Chainsaws, like any power-driven gear, need upkeep and a bit of TLC, especially if you want them in tip top shape. It is not only a matter of convenience, but it can be a matter of safety as well. A dull or poorly serviced chainsaw will not cut well. This will force you to add force to the machine, and potentially end up in a dangerous situation.
Here are 4 key areas where your chainsaw will need routine maintenance that are within even a beginner’s abilities. If approached with a bit of common sense they will help keep your chainsaw running like new.
If the chain of your saw chatters during use, produces more sawdust than small chips, makes rounded cuts or fails to cut, then it needs to be sharpened.
You can remove the chain by loosening or removing the bolts at the base of the bar, remove the bar or back off the tension on the bar and remove the chain from the drive sprocket. Examine it for any damage to the tie straps, rivets and drive links.
If you are satisfied that it is still functional, either reattach it to the bar (switch it over so that it goes back in with what was the bottom groove now on the top to guarantee even wear) or, you may opt to place the chain in a solution to soften the tar and dirt, and scrub it with an old toothbrush. Dry carefully and place it in a bath of clean 10-weight motor oil for 12 hours.
You can then reinstall the chain and begin sharpening. Use a round chainsaw file that is appropriate for your chain size. Reattach the chain with the cutting teeth facing forward on the top, adjust the tension on the bar with the tensioner screw so the chain fits snuggly, but can still be turned over easily by a gloved hand. No slack should be hanging under the bar. While pulling up on the front of the bar, tighten the rear bar nut first, then check the tension before moving to tightening the front nut.
Clean the channel that guides the chain along the bar, while your chain is soaking in the motor oil, since it can get congested with sawdust and dirt. Detach the bar and clean the groove with a piece of cardboard or a small flat tip screwdriver for pieces that are hard to remove. File down nicks, by filing perpendicularly to the bar’s flanks.
Through a fuel mix of petrol and oil, a two-stroke engine can easily result in a fouled spark plug. By using a plug socket, remove the plug and use a wire brush to clean it. Follow up by using your feeler or wire gauges to set the gap between the electrodes, gently tap on the outer electrode to close the gap or use a flat screwdriver to widen the gap. Any accumulation of material or electrodes that are lighter than a dark grey to light brown colour shows a fuel/air mix problem and should be dealt with by your local service shop.
When you are finished cleaning, replace the plug with the socket, and avoid over tightening. If you are installing a new plug, be sure it the recommended type.

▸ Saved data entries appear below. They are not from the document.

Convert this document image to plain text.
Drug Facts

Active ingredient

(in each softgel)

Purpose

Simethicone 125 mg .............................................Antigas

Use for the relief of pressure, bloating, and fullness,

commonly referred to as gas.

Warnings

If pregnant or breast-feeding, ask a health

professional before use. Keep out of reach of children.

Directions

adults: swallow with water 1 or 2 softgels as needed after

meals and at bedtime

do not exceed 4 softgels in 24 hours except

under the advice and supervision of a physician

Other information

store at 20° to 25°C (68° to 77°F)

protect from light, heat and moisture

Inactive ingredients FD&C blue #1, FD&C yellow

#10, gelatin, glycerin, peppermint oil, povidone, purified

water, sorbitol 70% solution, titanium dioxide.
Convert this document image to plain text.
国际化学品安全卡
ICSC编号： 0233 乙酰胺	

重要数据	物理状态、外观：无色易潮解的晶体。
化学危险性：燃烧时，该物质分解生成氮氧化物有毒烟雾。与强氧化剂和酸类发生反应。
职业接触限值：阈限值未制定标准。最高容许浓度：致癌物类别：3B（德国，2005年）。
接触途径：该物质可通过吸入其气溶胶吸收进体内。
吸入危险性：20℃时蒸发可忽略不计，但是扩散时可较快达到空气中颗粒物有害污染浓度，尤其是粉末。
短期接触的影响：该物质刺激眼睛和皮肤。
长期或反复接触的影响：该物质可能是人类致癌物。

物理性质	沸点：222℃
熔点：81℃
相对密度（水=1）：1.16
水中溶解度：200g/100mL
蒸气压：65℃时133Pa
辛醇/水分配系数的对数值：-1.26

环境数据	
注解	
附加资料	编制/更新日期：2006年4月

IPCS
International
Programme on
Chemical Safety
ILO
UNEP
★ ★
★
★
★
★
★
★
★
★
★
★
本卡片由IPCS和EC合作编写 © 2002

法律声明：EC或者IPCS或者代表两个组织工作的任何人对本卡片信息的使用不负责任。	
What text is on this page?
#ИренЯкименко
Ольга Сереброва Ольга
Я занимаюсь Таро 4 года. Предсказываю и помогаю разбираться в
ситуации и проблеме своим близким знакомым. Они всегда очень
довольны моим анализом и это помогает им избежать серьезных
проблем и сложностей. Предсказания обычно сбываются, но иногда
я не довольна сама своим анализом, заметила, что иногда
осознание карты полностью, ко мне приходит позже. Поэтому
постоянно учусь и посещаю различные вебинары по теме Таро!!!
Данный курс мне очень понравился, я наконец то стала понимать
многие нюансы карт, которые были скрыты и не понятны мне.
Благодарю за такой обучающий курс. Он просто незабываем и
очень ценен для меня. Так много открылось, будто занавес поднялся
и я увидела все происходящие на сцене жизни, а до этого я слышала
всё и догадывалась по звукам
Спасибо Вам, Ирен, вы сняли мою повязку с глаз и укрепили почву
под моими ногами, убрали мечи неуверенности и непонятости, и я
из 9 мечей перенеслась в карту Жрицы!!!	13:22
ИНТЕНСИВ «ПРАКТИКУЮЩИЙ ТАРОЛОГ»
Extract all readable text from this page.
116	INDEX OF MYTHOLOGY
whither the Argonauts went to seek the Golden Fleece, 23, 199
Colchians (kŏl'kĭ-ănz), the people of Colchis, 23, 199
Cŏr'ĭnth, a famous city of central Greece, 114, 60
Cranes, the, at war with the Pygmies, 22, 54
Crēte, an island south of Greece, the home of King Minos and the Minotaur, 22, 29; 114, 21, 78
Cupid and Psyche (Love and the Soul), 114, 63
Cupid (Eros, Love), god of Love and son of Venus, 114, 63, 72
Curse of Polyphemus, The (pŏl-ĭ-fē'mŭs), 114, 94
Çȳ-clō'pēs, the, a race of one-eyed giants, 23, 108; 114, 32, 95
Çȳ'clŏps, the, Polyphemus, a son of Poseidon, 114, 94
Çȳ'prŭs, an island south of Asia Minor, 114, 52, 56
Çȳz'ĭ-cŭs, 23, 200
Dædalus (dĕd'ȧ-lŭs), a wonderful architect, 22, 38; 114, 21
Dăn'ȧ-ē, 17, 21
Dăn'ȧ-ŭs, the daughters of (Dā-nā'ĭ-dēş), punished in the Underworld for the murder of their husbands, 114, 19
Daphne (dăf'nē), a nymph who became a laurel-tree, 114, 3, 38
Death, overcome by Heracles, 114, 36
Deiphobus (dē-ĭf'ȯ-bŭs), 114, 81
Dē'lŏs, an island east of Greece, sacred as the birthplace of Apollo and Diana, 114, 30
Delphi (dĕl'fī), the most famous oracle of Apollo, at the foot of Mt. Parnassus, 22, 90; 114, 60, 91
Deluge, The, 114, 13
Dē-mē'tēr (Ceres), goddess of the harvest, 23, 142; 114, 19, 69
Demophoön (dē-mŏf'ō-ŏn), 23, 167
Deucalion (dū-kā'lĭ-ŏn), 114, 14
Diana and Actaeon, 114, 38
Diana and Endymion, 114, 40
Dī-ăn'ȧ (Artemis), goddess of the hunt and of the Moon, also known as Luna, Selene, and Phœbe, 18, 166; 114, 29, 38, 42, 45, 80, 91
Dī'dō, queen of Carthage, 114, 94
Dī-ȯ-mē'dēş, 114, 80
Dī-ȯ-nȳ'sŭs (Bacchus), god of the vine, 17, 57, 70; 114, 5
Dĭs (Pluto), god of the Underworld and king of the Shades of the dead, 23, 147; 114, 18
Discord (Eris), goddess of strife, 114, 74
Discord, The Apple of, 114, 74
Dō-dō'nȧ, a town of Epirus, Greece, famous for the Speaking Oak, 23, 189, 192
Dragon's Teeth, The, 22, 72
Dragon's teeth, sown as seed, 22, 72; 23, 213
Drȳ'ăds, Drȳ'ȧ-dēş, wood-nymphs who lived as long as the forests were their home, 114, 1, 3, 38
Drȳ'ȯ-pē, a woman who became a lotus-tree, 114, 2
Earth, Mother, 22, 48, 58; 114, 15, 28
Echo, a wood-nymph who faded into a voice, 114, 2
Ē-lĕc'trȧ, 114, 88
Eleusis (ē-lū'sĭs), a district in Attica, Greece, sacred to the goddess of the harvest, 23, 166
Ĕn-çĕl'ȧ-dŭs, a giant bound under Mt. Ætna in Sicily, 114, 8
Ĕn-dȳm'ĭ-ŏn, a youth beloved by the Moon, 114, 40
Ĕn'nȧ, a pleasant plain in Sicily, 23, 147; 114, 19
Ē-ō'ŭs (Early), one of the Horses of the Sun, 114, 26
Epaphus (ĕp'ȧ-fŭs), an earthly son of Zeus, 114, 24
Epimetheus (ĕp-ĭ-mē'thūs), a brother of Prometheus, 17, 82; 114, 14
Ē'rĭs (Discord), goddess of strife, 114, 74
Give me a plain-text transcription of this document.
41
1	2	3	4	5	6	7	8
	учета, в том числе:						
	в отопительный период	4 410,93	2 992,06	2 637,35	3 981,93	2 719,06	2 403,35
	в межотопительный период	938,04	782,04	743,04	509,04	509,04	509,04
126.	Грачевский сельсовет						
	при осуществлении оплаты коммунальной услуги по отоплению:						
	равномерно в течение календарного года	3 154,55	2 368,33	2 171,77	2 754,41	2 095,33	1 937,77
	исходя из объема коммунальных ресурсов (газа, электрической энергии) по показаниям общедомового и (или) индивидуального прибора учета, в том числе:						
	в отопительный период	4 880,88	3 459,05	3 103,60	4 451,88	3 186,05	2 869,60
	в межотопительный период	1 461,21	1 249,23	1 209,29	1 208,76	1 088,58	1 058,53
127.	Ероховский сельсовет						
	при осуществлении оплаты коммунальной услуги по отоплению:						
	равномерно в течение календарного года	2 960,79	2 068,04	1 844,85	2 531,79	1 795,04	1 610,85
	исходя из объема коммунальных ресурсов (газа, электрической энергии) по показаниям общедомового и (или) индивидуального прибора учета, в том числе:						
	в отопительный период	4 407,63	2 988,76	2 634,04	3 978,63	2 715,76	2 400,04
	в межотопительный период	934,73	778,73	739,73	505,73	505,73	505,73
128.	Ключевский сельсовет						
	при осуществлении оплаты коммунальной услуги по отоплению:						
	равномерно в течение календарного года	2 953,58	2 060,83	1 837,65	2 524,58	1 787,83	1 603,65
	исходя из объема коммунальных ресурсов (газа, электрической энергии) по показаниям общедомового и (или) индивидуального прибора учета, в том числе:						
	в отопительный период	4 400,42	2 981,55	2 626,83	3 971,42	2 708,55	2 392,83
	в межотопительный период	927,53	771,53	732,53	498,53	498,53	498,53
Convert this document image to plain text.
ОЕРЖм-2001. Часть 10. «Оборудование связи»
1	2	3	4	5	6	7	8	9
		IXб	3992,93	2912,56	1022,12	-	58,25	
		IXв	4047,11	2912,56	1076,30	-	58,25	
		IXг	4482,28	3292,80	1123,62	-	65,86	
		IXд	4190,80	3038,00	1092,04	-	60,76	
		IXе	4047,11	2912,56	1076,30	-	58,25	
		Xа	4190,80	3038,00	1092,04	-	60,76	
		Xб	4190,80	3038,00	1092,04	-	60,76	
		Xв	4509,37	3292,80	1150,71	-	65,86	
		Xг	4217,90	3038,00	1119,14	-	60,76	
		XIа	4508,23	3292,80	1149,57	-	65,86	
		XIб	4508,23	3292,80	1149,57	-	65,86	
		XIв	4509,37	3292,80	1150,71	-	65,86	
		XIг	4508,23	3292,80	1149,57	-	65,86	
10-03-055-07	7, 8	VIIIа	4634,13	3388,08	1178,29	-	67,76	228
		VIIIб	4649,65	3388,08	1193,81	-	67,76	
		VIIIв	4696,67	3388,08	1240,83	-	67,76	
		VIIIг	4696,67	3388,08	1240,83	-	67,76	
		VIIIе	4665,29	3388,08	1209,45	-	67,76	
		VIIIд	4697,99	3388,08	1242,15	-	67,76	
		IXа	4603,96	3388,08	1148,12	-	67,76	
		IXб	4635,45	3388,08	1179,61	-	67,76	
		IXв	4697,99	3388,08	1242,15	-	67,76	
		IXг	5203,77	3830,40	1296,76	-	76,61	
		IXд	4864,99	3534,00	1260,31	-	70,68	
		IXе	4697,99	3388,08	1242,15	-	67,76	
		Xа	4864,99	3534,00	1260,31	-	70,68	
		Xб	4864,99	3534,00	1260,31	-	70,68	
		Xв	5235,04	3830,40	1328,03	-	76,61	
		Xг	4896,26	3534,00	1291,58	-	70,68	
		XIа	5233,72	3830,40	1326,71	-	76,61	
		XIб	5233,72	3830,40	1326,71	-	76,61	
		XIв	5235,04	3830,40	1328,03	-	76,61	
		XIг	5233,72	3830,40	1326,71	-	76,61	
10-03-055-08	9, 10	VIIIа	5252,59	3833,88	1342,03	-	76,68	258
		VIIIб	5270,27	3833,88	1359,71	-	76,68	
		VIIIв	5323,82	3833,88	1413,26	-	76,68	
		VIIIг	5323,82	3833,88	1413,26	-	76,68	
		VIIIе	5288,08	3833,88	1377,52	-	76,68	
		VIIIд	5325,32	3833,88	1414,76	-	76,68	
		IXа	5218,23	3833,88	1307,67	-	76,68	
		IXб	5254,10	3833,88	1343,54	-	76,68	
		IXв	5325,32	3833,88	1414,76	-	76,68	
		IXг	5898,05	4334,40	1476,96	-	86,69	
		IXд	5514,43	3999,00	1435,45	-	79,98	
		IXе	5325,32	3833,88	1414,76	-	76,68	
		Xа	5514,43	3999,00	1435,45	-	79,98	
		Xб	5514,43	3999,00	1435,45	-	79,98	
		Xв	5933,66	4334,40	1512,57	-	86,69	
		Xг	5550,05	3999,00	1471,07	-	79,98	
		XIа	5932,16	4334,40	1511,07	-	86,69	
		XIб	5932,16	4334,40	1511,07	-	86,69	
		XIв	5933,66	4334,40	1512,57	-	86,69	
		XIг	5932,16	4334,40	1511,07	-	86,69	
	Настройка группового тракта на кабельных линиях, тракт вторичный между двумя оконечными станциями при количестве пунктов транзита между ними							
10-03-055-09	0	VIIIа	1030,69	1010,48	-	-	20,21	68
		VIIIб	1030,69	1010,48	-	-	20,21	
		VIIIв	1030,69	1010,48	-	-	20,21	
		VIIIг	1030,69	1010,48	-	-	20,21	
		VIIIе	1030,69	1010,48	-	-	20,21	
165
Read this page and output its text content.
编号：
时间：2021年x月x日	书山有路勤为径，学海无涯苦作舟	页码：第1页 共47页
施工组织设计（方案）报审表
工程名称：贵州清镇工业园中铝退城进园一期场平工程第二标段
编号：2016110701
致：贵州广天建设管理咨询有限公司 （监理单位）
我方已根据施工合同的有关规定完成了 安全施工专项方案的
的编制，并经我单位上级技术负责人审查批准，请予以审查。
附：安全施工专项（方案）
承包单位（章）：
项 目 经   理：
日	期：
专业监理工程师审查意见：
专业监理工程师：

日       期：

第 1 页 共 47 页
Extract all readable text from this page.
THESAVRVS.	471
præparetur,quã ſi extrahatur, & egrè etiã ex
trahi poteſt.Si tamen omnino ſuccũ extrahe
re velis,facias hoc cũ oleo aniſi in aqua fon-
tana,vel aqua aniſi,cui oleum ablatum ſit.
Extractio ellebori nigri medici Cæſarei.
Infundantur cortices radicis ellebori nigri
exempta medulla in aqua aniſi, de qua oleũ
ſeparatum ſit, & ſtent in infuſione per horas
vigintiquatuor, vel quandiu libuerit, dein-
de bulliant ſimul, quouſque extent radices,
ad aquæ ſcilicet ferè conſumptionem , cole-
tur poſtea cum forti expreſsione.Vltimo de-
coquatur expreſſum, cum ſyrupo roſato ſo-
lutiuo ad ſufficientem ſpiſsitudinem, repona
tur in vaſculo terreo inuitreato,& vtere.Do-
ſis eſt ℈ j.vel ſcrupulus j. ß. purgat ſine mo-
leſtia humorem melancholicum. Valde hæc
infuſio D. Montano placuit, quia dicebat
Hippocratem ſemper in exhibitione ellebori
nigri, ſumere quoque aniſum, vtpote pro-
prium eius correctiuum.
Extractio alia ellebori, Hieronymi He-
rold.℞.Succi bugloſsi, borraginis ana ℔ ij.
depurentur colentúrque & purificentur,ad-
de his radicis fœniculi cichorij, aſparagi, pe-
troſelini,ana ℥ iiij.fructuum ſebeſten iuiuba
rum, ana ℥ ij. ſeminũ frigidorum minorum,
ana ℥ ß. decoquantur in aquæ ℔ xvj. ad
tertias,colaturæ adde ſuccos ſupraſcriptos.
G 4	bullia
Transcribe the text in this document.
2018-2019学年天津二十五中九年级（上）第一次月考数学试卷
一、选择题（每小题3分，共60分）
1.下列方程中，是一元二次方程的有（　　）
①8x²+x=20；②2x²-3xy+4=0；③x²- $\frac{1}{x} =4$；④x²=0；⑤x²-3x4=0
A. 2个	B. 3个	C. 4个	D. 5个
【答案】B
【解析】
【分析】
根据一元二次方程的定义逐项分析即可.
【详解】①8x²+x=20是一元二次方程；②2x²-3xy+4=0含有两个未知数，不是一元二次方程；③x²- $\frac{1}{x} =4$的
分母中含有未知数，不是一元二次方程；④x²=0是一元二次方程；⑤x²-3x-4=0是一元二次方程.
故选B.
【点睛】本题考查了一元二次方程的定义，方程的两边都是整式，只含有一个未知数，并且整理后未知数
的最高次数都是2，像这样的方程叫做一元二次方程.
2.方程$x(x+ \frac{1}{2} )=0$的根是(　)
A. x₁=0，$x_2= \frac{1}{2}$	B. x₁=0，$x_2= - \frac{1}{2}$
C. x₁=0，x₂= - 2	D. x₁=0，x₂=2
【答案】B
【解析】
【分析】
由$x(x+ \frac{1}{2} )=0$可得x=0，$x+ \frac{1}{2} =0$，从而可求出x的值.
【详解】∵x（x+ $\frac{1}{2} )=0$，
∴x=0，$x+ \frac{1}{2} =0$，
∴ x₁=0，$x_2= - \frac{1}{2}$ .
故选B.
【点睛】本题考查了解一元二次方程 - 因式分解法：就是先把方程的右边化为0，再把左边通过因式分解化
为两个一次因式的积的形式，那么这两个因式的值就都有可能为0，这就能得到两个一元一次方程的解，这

Gently pull the starter cord out to its full allowance and inspect for wear. Check its recoil by allowing the cord to draw back in. If it is damaged or if any binding happens during rewind, detach the starter housing. Clean out accumulated dirt and grass clippings, and lubricate the recoil spring with light oil. Reattach the rope if necessary, but be cautious when doing this task, to avoid unleashing the wound spring this is beneath the pulley. Grab a pair of goggles and unleash the spring slowly by unwrapping the cord.